The Working Mechanism of Mycelium
In areas with good soil diversity the mycelium within is a rich network of hyphae that intertwines and covers everything dead, dying or decaying.
Underground, most of it remains unseen even though in some places such as the rainforest, the mycelium could be spread out through the soil as one single entity for many, many miles.
Some types of mycelia are visible. They form molds in damp places.
Research is ongoing into how different mycelium could be useful, it is particularly absorbent, but all experts agree that mycelium is vital for the health of an ecosystem.
Mushrooms and other Heterotrophic Organisms
All heterotrophic organisms need a reliable supply of suitable nutrients that must be provided by an external source.
Humans for example, have adapted their environment to favor themselves as consumers.
We raise livestock and mass plant crops such as wheat, corn and oil palm.
The carnivores and omnivores make up the heterotrophic organisms although not all have the same impact on their environment.
The Case of Heterotrophic Mushrooms
Speaking of mushrooms, hyphae are referred to as the building blocks of mycelium.
And each has the same function as the mycelium, to use the environment to supply the mushroom with nutrients.
Although mycelium spreads widely, unlike man, it is immobile and incapable of controlling its environment as other heterotrophic organisms do.
Being immobile restricts how an organism can feed, unlike the herbivores, who can move on to better grazing with the carnivores following them.
Fact: Mushrooms should be kept in a clean brown paper bag to allow for enough air circulation or they will rot quickly.
The Benefits of Heterotrophic Nutrition in Mushrooms
Immobility tends to be a characteristic of organisms with chlorophyll that photosynthesize their food.
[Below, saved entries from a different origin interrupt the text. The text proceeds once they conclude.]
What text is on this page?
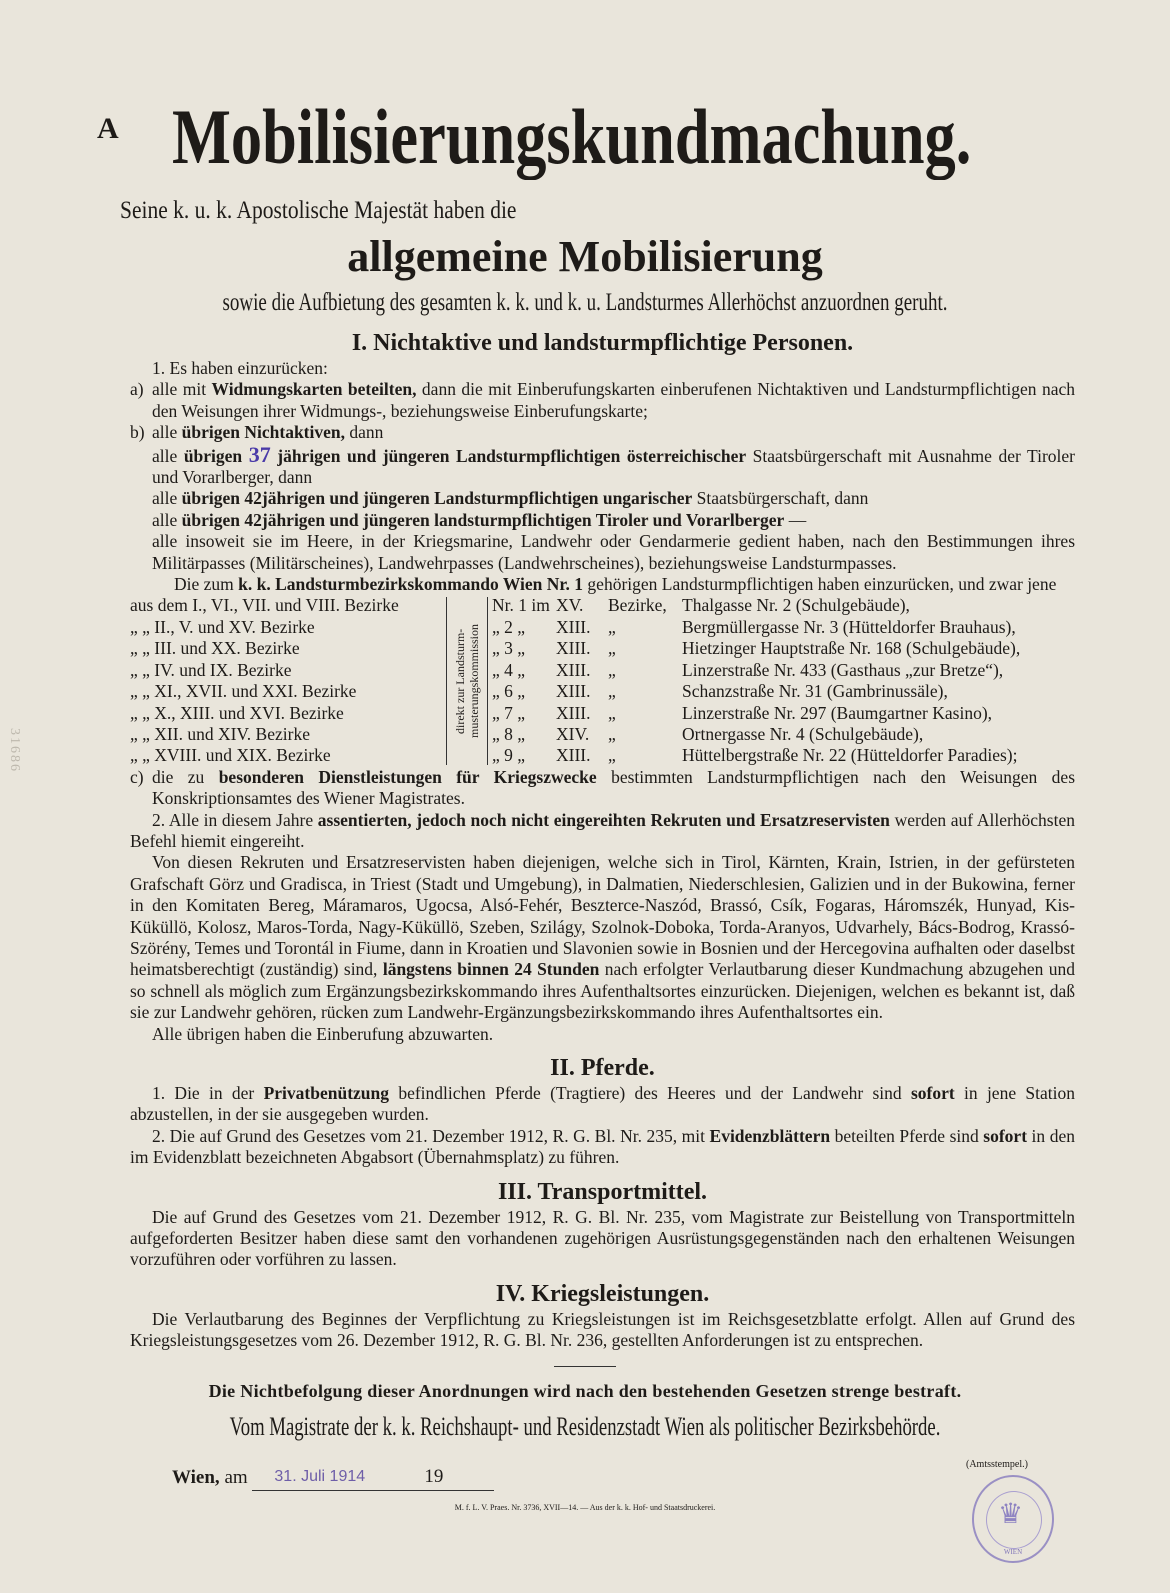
31686
A Mobilisierungskundmachung.
Seine k. u. k. Apostolische Majestät haben die
allgemeine Mobilisierung
sowie die Aufbietung des gesamten k. k. und k. u. Landsturmes Allerhöchst anzuordnen geruht.
I. Nichtaktive und landsturmpflichtige Personen.

1. Es haben einzurücken:

a) alle mit Widmungskarten beteilten, dann die mit Einberufungskarten einberufenen Nichtaktiven und Landsturmpflichtigen nach den Weisungen ihrer Widmungs-, beziehungsweise Einberufungskarte;

b) alle übrigen Nichtaktiven, dann

alle übrigen 37 jährigen und jüngeren Landsturmpflichtigen österreichischer Staatsbürgerschaft mit Ausnahme der Tiroler und Vorarlberger, dann

alle übrigen 42jährigen und jüngeren Landsturmpflichtigen ungarischer Staatsbürgerschaft, dann

alle übrigen 42jährigen und jüngeren landsturmpflichtigen Tiroler und Vorarlberger —

alle insoweit sie im Heere, in der Kriegsmarine, Landwehr oder Gendarmerie gedient haben, nach den Bestimmungen ihres Militärpasses (Militärscheines), Landwehrpasses (Landwehrscheines), beziehungsweise Landsturmpasses.

Die zum k. k. Landsturmbezirkskommando Wien Nr. 1 gehörigen Landsturmpflichtigen haben einzurücken, und zwar jene

direkt zur Landsturm-musterungskommission
aus dem I., VI., VII. und VIII. Bezirke	Nr. 1 im XV.	Bezirke, Thalgasse Nr. 2 (Schulgebäude),
„ „ II., V. und XV. Bezirke	„ 2 „	XIII.	„	Bergmüllergasse Nr. 3 (Hütteldorfer Brauhaus),
„ „ III. und XX. Bezirke	„ 3 „	XIII.	„	Hietzinger Hauptstraße Nr. 168 (Schulgebäude),
„ „ IV. und IX. Bezirke	„ 4 „	XIII.	„	Linzerstraße Nr. 433 (Gasthaus „zur Bretze“),
„ „ XI., XVII. und XXI. Bezirke	„ 6 „	XIII.	„	Schanzstraße Nr. 31 (Gambrinussäle),
„ „ X., XIII. und XVI. Bezirke	„ 7 „	XIII.	„	Linzerstraße Nr. 297 (Baumgartner Kasino),
„ „ XII. und XIV. Bezirke	„ 8 „	XIV.	„	Ortnergasse Nr. 4 (Schulgebäude),
„ „ XVIII. und XIX. Bezirke	„ 9 „	XIII.	„	Hüttelbergstraße Nr. 22 (Hütteldorfer Paradies);

c) die zu besonderen Dienstleistungen für Kriegszwecke bestimmten Landsturmpflichtigen nach den Weisungen des Konskriptionsamtes des Wiener Magistrates.

2. Alle in diesem Jahre assentierten, jedoch noch nicht eingereihten Rekruten und Ersatzreservisten werden auf Allerhöchsten Befehl hiemit eingereiht.

Von diesen Rekruten und Ersatzreservisten haben diejenigen, welche sich in Tirol, Kärnten, Krain, Istrien, in der gefürsteten Grafschaft Görz und Gradisca, in Triest (Stadt und Umgebung), in Dalmatien, Niederschlesien, Galizien und in der Bukowina, ferner in den Komitaten Bereg, Máramaros, Ugocsa, Alsó-Fehér, Beszterce-Naszód, Brassó, Csík, Fogaras, Háromszék, Hunyad, Kis-Küküllö, Kolosz, Maros-Torda, Nagy-Küküllö, Szeben, Szilágy, Szolnok-Doboka, Torda-Aranyos, Udvarhely, Bács-Bodrog, Krassó-Szörény, Temes und Torontál in Fiume, dann in Kroatien und Slavonien sowie in Bosnien und der Hercegovina aufhalten oder daselbst heimatsberechtigt (zuständig) sind, längstens binnen 24 Stunden nach erfolgter Verlautbarung dieser Kundmachung abzugehen und so schnell als möglich zum Ergänzungsbezirkskommando ihres Aufenthaltsortes einzurücken. Diejenigen, welchen es bekannt ist, daß sie zur Landwehr gehören, rücken zum Landwehr-Ergänzungsbezirkskommando ihres Aufenthaltsortes ein.

Alle übrigen haben die Einberufung abzuwarten.

II. Pferde.

1. Die in der Privatbenützung befindlichen Pferde (Tragtiere) des Heeres und der Landwehr sind sofort in jene Station abzustellen, in der sie ausgegeben wurden.

2. Die auf Grund des Gesetzes vom 21. Dezember 1912, R. G. Bl. Nr. 235, mit Evidenzblättern beteilten Pferde sind sofort in den im Evidenzblatt bezeichneten Abgabsort (Übernahmsplatz) zu führen.

III. Transportmittel.

Die auf Grund des Gesetzes vom 21. Dezember 1912, R. G. Bl. Nr. 235, vom Magistrate zur Beistellung von Transportmitteln aufgeforderten Besitzer haben diese samt den vorhandenen zugehörigen Ausrüstungsgegenständen nach den erhaltenen Weisungen vorzuführen oder vorführen zu lassen.

IV. Kriegsleistungen.

Die Verlautbarung des Beginnes der Verpflichtung zu Kriegsleistungen ist im Reichsgesetzblatte erfolgt. Allen auf Grund des Kriegsleistungsgesetzes vom 26. Dezember 1912, R. G. Bl. Nr. 236, gestellten Anforderungen ist zu entsprechen.

Die Nichtbefolgung dieser Anordnungen wird nach den bestehenden Gesetzen strenge bestraft.
Vom Magistrate der k. k. Reichshaupt- und Residenzstadt Wien als politischer Bezirksbehörde.
Wien, am 31. Juli 1914	19
M. f. L. V. Praes. Nr. 3736, XVII—14. — Aus der k. k. Hof- und Staatsdruckerei.
(Amtsstempel.)
♛
WIEN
However, fungi are a versatile group.
Fungi can breakdown and make use of a wide range of organic compounds including:
- Nitrates
- Ethanol
- Ammonium acetate
They do it with their tubercular finger-like cells of hyphae facilitating an efficient movement of nutrients through the mycelium to the mushroom.
Nutrition in Mushrooms
Mushrooms have digestive enzymes, called exoenzymes because they work outside the organism.
Because of these digestive enzymes, they are capable of digesting even large molecules, such as those of polysaccharides, lipids and proteins, adding further to their level of feeding efficiency.
An Important Consideration
Global climate change has prompted scientists to seriously consider how fungi can improve soil quality on a large scale.
Both fungi and plants are involved in soil carbon sequestration.
Mycelium may have a role in storing carbon in slow decaying matter, delaying its release into the atmosphere as harmful carbon dioxide.
Fact: Certain types of mushrooms produce a considerable amount of vitamin D2 when exposed to UV light, either from the sun or a UV lamp.
Takeaway
Are mushrooms autotrophic or heterotrophic? Mushrooms belong to a larger group of organisms known as fungi.
And though some fungi are autotrophs, it is not the case with mushrooms.
In order to sustain themselves, mushrooms feed off of dead or decaying organic matter produced by other creatures, a process known as heterotrophy.
Mushrooms, which are decomposers, get the nutrients they need by reducing complex molecules found in decomposing matter (such as dead plants and animals) to smaller ones.